Я упал на стул, как небрежно брошенная одежда и увидел в зеркале монитора отраженье неясной Беды. Я закрыл глаза, но увидел Безумие с ратями страхов, чьи знамёна – тревоги и ужасы снов – пестрели огнями звёзд в ночи моего неба. Пестрели буквами строк пожизненного Приговора. На небе моих надежд, залитом краской Тоски. На белом когда-то, теперь же – чёрном холсте. На чёрном холсте Бессилья, колодца, лишённого дна….

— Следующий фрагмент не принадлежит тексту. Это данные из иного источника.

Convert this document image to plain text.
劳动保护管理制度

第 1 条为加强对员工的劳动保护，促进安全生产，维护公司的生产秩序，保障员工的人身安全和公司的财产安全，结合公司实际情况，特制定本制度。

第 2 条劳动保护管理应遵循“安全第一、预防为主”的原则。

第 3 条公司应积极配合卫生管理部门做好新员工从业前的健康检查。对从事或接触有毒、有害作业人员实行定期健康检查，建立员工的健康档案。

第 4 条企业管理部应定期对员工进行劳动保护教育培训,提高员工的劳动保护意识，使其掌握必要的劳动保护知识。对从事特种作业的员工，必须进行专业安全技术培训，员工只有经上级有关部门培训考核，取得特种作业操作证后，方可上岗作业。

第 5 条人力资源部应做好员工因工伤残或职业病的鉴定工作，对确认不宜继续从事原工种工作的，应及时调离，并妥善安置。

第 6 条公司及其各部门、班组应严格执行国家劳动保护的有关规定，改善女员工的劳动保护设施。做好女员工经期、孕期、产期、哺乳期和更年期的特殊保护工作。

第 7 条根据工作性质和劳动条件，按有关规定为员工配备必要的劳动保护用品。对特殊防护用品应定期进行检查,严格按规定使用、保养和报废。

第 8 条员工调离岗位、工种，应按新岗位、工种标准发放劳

Я встал и пошёл, шатаясь, к окну. В нём бледную, тусклую, слабую тень моего отражения рвали гигантские зубы домов, чей камень исполнен мерцающих глаз, неподвижных очей, больных людьми. Я прочь отступил и подошёл к книжному шкафу. В его стеклянном забрале я отражался тенью поветрия, холодной и вязкой, как тающий снег. Сквозь стекло его створок лукаво глядели на меня статуэтки: девушки из фарфора, холодные, словно живые; крохотный и шутовской Наполеон, блестящий, как жук-скарабей, толпа глумливо смеющихся нэцкэ, тролль и химеры….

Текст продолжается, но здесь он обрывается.